Human immunodeficiency virus type 1 (HIV-1) replication involves a series of highly orchestrated steps that are regulated by both viral and cellular factors. Like other retroviruses, HIV-1’s genome is reverse transcribed before the proviral DNA integrates into host cell chromatin. HIV-1 proviral DNA preferentially integrates into open transcriptionally active sites in the host cell chromatin where robust viral gene transcription can occur. Integration of HIV-1 DNA, mediated by viral integrase, allows the viral genome to persist throughout the lifespan of the cell. However, despite the critical role of integration in the lifecycle of all retroviruses, during the course of HIV-1 infection the majority of viral DNA remains unintegrated .
Unintegrated HIV-1 DNA (uDNA) is generated during virus replication and serves as DNA templates for transcription. The majority of viral uDNA genomes remain linear. Linear HIV-1 DNA, the substrate for integration, is found in both the cytoplasm and nucleus and can be degraded or modified by host factors [1–3]. uDNA can circularize by homologous recombination  or ligation of interrupted reverse transcription intermediates  to form 1-LTR circles. uDNA can also circularize by non-homologous end joining DNA repair events to form 2-LTR circles [6, 7]. In addition, formation of 1-LTR and 2-LTR circles can result from activity of host factors involved in DNA repair. Circular forms of the viral genome are found exclusively in the nucleus. Interestingly, the host restriction factor APOBEC3G has been shown to cause a 2-fold decrease in 2-LTR circle formation in cells infected with Δvif HIV-1 .
In HIV-1-infected patients, high levels of uDNA can be found in the blood, lymphoid tissues, and brain [1, 6, 9–12]. uDNA also accumulates in non-dividing cells such as macrophages and resting T cells but is lost in dividing cells through dilution during cell division [13–15]. Clinically, detection of high levels of uDNA in the brain is associated with development of AIDS dementia and correlates with a decline in CD4+ T cells. In addition, uDNA templates are increased in HIV-infected cells of patients given ART regimens with the integrase inhibitor, Raltegravir. The accumulation of uDNA in patients appears to be independent of viral load [16, 17].
Several studies have characterized important roles for uDNA with respect to HIV-1 infection [18–24]. Linear uDNA is the form used by HIV-1 integrase to incorporate the viral genome into host cell chromatin. uDNA can contribute to virus genetic diversity by providing templates for viral genome complementation of the integrated HIV-1 genome during virus assembly and production [25, 26]. Transcriptional activity in uDNA is lower than that of integrated genomes. However, early gene products of HIV-1 infection, Tat and Nef, are transcribed and translated in cells containing only uDNA [20, 24, 27, 28]. Nef protein production from uDNA is sufficient to promote T cell activation, down regulate CD4 and enhance HIV-1 infection . Tat, an important viral protein in HIV replication, is initially produced from uDNA. Tat production from uDNA transactivates the HIV-1 LTR of both uDNA and integrated HIV-1 DNA .
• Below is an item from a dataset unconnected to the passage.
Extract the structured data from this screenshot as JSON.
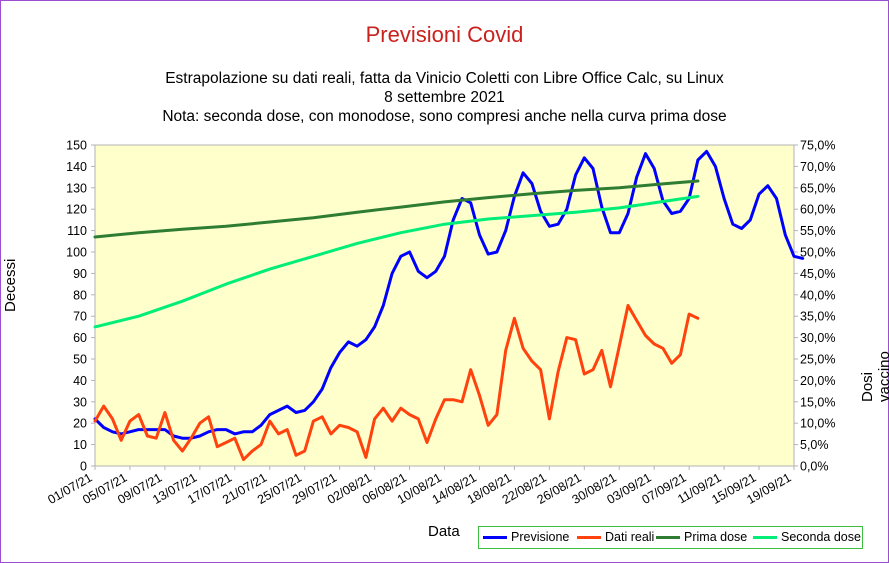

Transcription of uDNA is enhanced by viral protein R (Vpr) a late gene product of HIV-1 infection. Interestingly both virion-associated Vpr and newly synthesized Vpr preferentially increase transcription of nef from uDNA templates . Another late gene product of HIV-1 infection is viral protein U (Vpu). Vpu promotes the efficient release of virus particles from the cell surface, induces the degradation of CD4 in the ER and suppresses the activation of NF-κβ [31–33]. Vpu also restricts the function of several host proteins including tetherin and Twik-related Acid Sensitive K+ channel-1 (TASK-1) [34, 35]. TASK proteins are a part of the family of two-pore domain background potassium (K(2P)) channels.
TASK channels are widely expressed by many cell types and establish resting membrane potential and cell excitability. They are functional as dimers and have been shown to form homo- and heterodimers in vivo. Hsu et al. demonstrated that HIV-1 Vpu shows a high degree of sequence similarity to the first transmembrane domain of TASK-1 (Ttm1) . In addition, Vpu can self-assemble into homo-oligomeric complexes and form ion channels in lipid bilayers. Interestingly Vpu’s ion channel function is not required to antagonize CD317-mediated restriction of HIV release [37, 38]. In their study characterizing the homology between Vpu and the first transmembrane domain of TASK-1, Hsu et al. demonstrated that Vpu and Ttm1 were each capable of functional inhibition of the other. Furthermore it was found that cells infected with Vpu-deleted HIV-1, NL4-3 Udel, produced low levels of virus and this was reversed when Ttm1 was expressed in trans.
These observations suggest that some form of molecular piracy may have occurred during the evolution of HIV-1 infection. Here we demonstrate for the first time that TASK proteins and Vpu preferentially suppress transcription of uDNA. Our results have important implications for further understanding host-pathogen interactions that regulate HIV-1 replication and pathogenesis.